Here are other classic examples of LSU Band Syndrome over the last few years:
LSU at Kentucky, 2002: Trailing 30-27 with time enough for one last play, Marcus Randall heaves a 75-yard "Hail Mary" touchdown to Devery Henderson for a 33-30 win.
Although I hated to see this, it was hilarious to see Kentucky students pouring onto the field thinking the Wildcats had won the game.

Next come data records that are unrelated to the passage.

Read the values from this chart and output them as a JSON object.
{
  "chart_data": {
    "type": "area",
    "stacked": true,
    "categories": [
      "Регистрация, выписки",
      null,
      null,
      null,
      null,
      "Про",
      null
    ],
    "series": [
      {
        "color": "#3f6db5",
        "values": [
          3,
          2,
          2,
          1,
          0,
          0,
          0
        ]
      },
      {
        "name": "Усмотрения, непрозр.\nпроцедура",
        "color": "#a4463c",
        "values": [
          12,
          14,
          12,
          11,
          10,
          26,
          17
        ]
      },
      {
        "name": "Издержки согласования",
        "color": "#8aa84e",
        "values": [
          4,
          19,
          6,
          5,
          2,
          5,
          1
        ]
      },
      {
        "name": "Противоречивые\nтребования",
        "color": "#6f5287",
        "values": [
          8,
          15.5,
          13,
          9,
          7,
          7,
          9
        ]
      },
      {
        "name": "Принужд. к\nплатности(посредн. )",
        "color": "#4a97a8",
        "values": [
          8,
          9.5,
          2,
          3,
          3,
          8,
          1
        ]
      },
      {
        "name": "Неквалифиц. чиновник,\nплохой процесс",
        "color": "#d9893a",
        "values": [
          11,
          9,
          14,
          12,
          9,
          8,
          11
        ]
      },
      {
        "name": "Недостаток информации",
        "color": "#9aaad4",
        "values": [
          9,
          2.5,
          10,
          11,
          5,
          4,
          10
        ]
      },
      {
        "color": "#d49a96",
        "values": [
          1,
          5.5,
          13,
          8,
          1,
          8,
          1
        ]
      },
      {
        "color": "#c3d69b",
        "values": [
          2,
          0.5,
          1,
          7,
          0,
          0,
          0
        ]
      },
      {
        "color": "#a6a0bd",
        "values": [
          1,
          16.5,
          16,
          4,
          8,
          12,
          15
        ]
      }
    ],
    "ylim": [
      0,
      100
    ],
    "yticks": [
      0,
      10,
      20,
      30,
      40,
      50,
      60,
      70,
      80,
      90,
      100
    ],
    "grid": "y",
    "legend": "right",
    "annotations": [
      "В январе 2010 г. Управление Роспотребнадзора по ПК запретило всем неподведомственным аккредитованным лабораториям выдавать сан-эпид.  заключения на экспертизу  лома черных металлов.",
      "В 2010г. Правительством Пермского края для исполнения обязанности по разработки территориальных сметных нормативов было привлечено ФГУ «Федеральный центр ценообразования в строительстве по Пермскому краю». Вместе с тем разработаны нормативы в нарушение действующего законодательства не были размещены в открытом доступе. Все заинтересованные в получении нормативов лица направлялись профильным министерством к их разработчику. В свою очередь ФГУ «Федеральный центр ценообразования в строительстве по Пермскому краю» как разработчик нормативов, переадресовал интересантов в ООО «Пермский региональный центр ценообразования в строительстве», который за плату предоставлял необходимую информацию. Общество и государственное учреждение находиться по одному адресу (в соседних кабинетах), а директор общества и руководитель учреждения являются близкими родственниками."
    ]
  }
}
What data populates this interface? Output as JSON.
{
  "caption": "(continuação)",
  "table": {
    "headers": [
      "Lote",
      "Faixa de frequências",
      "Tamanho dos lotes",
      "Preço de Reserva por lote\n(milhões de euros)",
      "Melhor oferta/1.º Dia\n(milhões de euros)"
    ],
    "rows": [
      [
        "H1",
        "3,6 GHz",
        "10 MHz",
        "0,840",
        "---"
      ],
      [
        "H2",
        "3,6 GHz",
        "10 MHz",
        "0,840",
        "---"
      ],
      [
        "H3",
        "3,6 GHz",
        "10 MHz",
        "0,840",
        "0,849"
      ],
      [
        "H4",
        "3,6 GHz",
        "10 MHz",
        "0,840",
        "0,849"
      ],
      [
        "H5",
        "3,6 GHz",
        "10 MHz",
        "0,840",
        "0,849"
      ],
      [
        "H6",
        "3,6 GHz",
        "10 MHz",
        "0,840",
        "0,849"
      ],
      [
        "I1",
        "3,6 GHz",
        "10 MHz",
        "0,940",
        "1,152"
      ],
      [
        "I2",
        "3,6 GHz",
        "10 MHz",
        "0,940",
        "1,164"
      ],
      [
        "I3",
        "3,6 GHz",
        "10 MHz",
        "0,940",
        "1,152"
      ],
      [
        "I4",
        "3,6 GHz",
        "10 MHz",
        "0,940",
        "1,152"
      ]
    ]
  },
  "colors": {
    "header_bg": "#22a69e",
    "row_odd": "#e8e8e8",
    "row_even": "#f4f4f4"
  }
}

I'll bet the players who dumped the water cooler on head coach Guy Morriss prematurely felt stupid.
They got what they deserved. This has since been dubbed the "Bluegrass Miracle."
LSU vs. Ole Miss, 2002: With a 13-7 lead in the fourth quarter, Eli Manning's pass in the red zone to Tremaine Turner bounces off Turner's head and is intercepted by LSU, who proceeds to the opposite end zone for the winning score and a 14-13 victory.
LSU at Ole Miss, 2003: Making its famed "kickers" debut, LSU Band Syndrome infects Ole Miss All-American Jonathan Nichols, causing him to miss two relatively easy kicks in a 17-14 Tiger win that wrestled the SEC West from the Rebels' grasp.
Manning also fell on fourth-and-10 with the game hanging in the balance, thus providing undeniable evidence that LSU is the most fortunate team in history.
LSU vs. Oregon State, 2004: Freshman kicker Alexis Serna misses three extra points as LSU eeks out a 22-21 season-opening win over Oregon State in defense of their 2003 National Championship. Enough said.
LSU vs. Auburn, 2005: Auburn kicker John Vaughn misses FIVE field goals as LSU takes a 20-17 win over Auburn in overtime. To add insult to injury, his last attempt clanked off the left upright in overtime.
To make matters worse, LSU only has to pay the piper every few years for all these miracles.
Most recently, in 2005, Drew Tate of Iowa dropped a 56-yard "Hail Mary" of his own to drown the Tigers 30-25 in the Capital One Bowl. This was a joyous moment.
I couldn't think of a better group for it to happen to than the most fortunate, and most talented, football team in America.
There you have it. If you are a kicker reading this article, cut it out and burn it.
LSU Band Syndrome is highly dangerous to kickers.
It also affects star quarterbacks and tends to result in balls miraculously glancing off helmets.